The doors have officially closed on a piece of Canadian retail history.

Hundreds of shoppers spent Sunday saying goodbye to the first Toys “R” Us store ever to open in Canada, marking the end of a 42-year run that helped change how generations of families shopped for toys.

The Brampton store, located at 150 West Dr. in the 410 @ 7 Centre, welcomed its first customers in 1984, becoming the launch pad for the toy retailer’s Canadian expansion. On Sunday (July 12) evening, those same doors closed for the final time.

For many of the people who stopped by before the store shut down, the visit wasn’t about finding bargains on nearly empty shelves. It was about reliving childhood memories.

“This place was where I got my first job. It was a lot of fun working in a toy store when you are still kind of a kid,” said Robbie Creighton, who worked at the store shortly after it opened and is now approaching retirement. “The concept was so new back then—a big store that was entirely dedicated to toys. I’m sorry to see it go.”

Creighton said Toys “R” Us completely changed the shopping experience for Canadian families.

Before it arrived, he said, many parents relied on the toy departments inside stores such as Eaton’s and Simpson’s, and his own family often had to travel to downtown Toronto to do their Christmas shopping.

“Toys “R” Us changed all that,” Creighton said.

Mary Rodrigues also returned one last time to visit the store where she spent countless hours as a child before bringing her own children years later.

“This place brings back a lot of memories, but times change,” she said.

For Jimmy Singh, who immigrated from India and grew up in Brampton, the store represented something he had never experienced before.

“I thought I was in a fantasy world the first time I walked in,” Singh said. “I had never seen anything like it before.”

Looking around at the nearly empty shelves on the store’s final day, however, he admitted it was difficult to watch.

“Everything is almost gone. It’s sad.”

Inside the store, many aisles that once overflowed with bicycles, dolls, LEGO sets, action figures and video games had been picked nearly clean after weeks of liquidation sales. Entire sections sat empty as shoppers made their final purchases.

Employees, meanwhile, spent the last day helping customers while preparing for an uncertain future.

Some staff members said they planned to begin searching for work elsewhere but hoped other Toys “R” Us locations across Ontario would survive the company’s restructuring.

“Maybe if they open again, I can get a job there,” one employee, who declined to be identified, said with a smile. “At least I can tell them I have experience.”
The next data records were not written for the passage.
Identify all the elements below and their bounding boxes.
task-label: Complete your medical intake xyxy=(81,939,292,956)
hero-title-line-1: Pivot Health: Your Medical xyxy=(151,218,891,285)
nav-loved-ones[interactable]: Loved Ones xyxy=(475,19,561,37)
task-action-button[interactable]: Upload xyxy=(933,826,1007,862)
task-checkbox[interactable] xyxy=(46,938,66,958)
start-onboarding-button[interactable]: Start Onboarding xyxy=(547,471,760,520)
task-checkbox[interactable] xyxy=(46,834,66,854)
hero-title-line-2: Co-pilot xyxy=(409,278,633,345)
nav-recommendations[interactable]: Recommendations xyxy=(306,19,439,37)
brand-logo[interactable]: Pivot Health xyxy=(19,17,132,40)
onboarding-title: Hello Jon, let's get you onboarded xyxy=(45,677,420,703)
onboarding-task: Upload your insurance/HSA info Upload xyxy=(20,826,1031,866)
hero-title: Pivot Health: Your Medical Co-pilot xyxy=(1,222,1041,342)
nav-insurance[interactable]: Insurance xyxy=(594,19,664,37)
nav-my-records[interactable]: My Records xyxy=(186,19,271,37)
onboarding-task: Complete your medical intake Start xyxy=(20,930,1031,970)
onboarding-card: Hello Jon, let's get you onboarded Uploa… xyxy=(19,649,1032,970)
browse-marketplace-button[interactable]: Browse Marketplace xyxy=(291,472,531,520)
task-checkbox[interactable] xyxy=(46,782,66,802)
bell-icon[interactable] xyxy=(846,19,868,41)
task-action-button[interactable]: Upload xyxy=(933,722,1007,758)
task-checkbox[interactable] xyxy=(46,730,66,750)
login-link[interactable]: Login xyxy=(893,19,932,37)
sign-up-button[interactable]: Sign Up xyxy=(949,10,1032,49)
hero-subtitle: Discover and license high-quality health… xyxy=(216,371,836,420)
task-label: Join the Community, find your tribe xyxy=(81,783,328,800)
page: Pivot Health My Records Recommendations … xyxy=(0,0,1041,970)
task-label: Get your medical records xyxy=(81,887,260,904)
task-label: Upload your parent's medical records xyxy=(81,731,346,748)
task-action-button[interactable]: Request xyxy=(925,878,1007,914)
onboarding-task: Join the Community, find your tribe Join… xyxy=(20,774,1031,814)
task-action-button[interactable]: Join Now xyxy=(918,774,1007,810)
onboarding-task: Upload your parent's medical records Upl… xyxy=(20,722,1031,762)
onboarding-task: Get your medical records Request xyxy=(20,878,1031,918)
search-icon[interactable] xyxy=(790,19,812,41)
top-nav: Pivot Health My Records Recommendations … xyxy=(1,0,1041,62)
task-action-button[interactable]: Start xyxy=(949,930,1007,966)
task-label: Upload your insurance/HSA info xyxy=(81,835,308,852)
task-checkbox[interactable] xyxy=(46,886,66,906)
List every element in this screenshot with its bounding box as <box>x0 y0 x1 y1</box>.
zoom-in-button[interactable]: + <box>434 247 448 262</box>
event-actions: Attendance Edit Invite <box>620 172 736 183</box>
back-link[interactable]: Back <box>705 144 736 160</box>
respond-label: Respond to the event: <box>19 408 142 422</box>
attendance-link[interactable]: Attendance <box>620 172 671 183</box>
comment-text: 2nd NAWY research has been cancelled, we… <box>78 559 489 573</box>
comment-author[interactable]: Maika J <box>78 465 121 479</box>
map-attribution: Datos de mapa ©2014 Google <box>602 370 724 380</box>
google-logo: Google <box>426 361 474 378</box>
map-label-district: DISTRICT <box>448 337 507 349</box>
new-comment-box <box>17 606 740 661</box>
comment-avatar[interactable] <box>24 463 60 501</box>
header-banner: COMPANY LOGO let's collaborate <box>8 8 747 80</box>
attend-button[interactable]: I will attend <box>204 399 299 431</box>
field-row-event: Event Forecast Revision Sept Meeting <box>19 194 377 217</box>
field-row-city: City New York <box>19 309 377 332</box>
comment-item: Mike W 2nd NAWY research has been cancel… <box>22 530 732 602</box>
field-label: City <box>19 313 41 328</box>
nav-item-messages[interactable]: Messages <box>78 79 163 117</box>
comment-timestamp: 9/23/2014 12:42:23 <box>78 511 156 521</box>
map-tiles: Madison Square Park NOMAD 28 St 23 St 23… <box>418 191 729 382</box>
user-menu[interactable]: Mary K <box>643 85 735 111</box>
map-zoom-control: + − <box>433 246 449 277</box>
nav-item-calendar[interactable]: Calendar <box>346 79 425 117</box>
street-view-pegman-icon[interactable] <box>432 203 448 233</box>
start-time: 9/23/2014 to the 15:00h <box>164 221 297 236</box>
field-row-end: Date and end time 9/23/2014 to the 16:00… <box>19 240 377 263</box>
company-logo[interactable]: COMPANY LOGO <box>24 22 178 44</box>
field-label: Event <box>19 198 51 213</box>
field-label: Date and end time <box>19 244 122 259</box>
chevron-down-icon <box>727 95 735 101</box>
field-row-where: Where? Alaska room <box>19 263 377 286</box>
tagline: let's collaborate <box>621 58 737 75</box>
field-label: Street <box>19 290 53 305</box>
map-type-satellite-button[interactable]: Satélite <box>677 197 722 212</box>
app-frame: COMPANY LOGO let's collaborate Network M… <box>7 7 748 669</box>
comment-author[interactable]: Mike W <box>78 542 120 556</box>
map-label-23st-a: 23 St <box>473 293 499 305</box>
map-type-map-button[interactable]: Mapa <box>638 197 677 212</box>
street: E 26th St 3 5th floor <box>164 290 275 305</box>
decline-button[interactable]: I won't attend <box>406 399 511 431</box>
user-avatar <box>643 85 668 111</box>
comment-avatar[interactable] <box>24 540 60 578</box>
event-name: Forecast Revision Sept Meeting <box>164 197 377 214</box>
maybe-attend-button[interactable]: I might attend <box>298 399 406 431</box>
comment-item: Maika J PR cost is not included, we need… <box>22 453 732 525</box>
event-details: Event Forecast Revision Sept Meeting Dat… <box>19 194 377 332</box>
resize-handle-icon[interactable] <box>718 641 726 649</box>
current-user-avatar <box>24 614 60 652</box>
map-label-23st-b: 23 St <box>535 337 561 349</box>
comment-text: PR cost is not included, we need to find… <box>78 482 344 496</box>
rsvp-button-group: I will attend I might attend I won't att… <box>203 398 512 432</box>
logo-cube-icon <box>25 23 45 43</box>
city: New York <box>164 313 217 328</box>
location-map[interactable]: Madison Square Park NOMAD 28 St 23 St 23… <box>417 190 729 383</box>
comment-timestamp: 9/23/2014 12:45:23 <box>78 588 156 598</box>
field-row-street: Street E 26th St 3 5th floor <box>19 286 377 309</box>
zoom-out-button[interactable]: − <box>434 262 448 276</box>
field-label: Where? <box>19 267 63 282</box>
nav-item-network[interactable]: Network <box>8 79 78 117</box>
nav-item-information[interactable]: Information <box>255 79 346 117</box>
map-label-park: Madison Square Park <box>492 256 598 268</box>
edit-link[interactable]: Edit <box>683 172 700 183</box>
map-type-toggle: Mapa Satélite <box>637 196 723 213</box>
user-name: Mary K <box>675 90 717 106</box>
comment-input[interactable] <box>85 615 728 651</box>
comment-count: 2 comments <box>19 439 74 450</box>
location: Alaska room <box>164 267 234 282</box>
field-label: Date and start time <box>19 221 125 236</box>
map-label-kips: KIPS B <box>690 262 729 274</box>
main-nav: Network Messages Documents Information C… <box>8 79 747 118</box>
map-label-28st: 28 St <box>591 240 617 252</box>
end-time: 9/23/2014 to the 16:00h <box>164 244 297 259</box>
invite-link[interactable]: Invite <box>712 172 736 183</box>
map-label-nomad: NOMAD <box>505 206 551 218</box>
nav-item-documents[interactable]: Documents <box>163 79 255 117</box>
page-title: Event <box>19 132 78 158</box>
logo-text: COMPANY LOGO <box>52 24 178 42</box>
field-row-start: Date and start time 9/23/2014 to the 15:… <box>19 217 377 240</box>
The Brampton location’s closure comes as Toys “R” Us Canada continues restructuring after filing for creditor protection earlier this year. Mounting debt, higher operating costs, inflation and changing shopping habits forced the retailer to begin closing stores across the country.

Although several Ontario locations remain open for now, the Brampton store occupies a unique place in Canadian retail history.

When it opened in 1984, there was nothing quite like it.

Instead of a small toy department tucked inside a larger store, Toys “R” Us introduced Canadians to enormous aisles dedicated entirely to children’s toys, games and bikes. For many families, a visit became part of birthday celebrations, Christmas traditions and weekend outings.

Over the past several days, social media has been filled with nostalgic tributes from former employees and customers sharing memories of buying their first bicycle, searching for the season’s hottest Christmas toy or simply wandering the seemingly endless aisles as children.

Many described the closure as “the end of an era.”

As the lights were switched off Sunday evening, Brampton lost more than another retail store.

It lost the place where Toys “R” Us began its Canadian journey more than four decades ago — a store that introduced millions of children to a toy-shopping experience unlike anything they had seen before and became part of countless family memories along the way.